Congressional negotiators and the White House remained at a standstill during the sixth day of a partial government shutdown that has sent home hundreds of thousands of federal employees without the promise of retroactive pay.

Lawmakers appeared to make no progress toward reopening the slew of agencies that have been shuttered since Friday evening, with both sides refusing to flinch in their demands. President Trump continued to blame Democrats for declining to provide what he views as adequate funding for a wall along the U.S.-Mexico border, and Democrats—who will take control of the House next week—steadfastly calling the proposal wasteful and unnecessary.

House Republicans signaled their confidence that the shutdown would continue into next week when Majority Whip Steve Scalise, R-La., sent a notice to members saying no votes were expected through Friday. He told his colleagues he would attempt to provide 24 hours notice for any votes, but the lower chamber was awaiting action from the Senate.

White House officials, including Vice President Mike Pence, have visited the Capitol to make offers to Senate Minority Leader Chuck Schumer, D-N.Y., but both sides have indicated they remain far apart. Trump is requesting $5 billion to pay for new wall construction, though CNN reported that Pence has offered to bring that number down to $2.5 billion in fiscal 2019.

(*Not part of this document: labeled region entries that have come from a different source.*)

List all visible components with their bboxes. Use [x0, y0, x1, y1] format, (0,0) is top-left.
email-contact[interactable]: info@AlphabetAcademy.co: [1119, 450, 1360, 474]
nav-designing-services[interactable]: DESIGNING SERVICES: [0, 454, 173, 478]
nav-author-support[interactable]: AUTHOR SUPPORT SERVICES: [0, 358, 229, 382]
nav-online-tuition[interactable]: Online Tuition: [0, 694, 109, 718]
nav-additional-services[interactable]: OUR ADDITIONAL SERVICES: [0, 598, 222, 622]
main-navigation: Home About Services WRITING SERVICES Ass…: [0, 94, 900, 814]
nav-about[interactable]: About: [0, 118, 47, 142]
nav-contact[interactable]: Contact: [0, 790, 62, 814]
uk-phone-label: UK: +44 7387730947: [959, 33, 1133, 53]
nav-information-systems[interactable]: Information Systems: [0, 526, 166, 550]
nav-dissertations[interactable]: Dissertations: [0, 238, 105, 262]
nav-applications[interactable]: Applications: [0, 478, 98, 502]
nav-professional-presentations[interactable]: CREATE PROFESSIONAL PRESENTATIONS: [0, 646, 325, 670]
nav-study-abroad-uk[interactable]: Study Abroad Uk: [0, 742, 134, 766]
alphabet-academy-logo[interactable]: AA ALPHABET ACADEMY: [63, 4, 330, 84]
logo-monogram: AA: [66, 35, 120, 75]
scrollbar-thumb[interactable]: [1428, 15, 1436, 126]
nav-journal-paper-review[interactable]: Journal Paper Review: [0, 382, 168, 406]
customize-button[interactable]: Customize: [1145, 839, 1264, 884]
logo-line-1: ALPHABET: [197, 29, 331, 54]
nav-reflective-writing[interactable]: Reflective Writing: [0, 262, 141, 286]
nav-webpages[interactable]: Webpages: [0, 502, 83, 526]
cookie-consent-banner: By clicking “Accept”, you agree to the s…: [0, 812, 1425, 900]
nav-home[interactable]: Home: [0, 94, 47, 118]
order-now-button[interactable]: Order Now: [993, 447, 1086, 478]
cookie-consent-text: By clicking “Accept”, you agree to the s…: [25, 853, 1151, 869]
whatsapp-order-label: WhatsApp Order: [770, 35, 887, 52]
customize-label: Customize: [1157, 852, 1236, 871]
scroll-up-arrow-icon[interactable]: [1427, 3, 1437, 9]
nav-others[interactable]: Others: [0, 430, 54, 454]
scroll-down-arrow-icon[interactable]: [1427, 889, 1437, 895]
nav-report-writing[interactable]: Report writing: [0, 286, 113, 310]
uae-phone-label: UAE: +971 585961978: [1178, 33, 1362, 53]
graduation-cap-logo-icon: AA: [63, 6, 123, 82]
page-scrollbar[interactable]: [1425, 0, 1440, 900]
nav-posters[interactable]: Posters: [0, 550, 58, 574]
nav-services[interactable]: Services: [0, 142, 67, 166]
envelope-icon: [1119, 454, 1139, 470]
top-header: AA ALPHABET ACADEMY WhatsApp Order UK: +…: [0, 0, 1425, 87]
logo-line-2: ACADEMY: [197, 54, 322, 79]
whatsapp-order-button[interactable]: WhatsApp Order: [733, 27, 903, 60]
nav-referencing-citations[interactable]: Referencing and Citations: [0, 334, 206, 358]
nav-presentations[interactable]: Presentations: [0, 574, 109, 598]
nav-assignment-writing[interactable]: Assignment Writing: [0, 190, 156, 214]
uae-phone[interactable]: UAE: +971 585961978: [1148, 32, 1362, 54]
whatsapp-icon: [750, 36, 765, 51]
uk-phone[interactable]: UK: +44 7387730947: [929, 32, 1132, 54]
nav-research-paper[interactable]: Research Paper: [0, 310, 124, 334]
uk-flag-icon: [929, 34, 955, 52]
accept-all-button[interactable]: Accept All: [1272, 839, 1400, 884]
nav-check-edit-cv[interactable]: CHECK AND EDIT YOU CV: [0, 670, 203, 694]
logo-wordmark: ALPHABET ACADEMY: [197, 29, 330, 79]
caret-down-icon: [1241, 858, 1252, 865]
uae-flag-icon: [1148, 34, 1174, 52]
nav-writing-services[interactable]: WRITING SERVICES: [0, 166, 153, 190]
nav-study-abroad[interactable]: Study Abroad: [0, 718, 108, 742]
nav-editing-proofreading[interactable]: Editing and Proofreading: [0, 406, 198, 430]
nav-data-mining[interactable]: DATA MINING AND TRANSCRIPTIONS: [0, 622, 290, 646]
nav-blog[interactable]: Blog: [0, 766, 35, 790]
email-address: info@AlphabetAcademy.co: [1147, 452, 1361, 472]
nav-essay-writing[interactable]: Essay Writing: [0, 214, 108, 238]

Sen. Dick Durbin, the upper chamber’s majority whip, said on Thursday there was “no end in sight” to the shutdown, accusing Trump of “taking the government hostage.”

Asked how long he thought the shutdown would take, Trump said on Wednesday, “Whatever it takes.” White House Press Secretary Sarah Sanders reiterated on Thursday that Trump would not back down.

“The administration understands this crisis and made a reasonable, common sense solution to Democrats five days ago—we’ve not received a single response,” Sanders said in a statement. “The president does not want the government to remain shut down, but he will not sign a proposal that does not first prioritize our country’s safety and security.”  

Few lawmakers returned to the Capitol following Christmas, and both chambers gaveled in briefly Thursday afternoon for pro forma sessions only. Neither held any votes.

Democrats are poised to take control of the House when the 116th Congress is sworn in on Jan. 3. They are likely to pass some version of a spending bill without wall funding on that date if lawmakers remain at an impasse, though it is unclear if the Republican-controlled Senate would then take up the measure.

Most of the about 330,000 federal workers have now officially received their notices and accompanying unemployment forms, a number that is likely to grow as the shutdown drags on and leftover appropriations run dry. Employees are set to receive their paychecks for the work they did before the shutdown on Friday, but many are starting to express their anxiety about the possibility the next check will not be delivered on time. Trump, meanwhile, has suggested civil servants do not object to the shutdown because they support his goals. Federal workforce advocates blasted those comments, saying feds are nervous about paying bills and simply want to get back to work.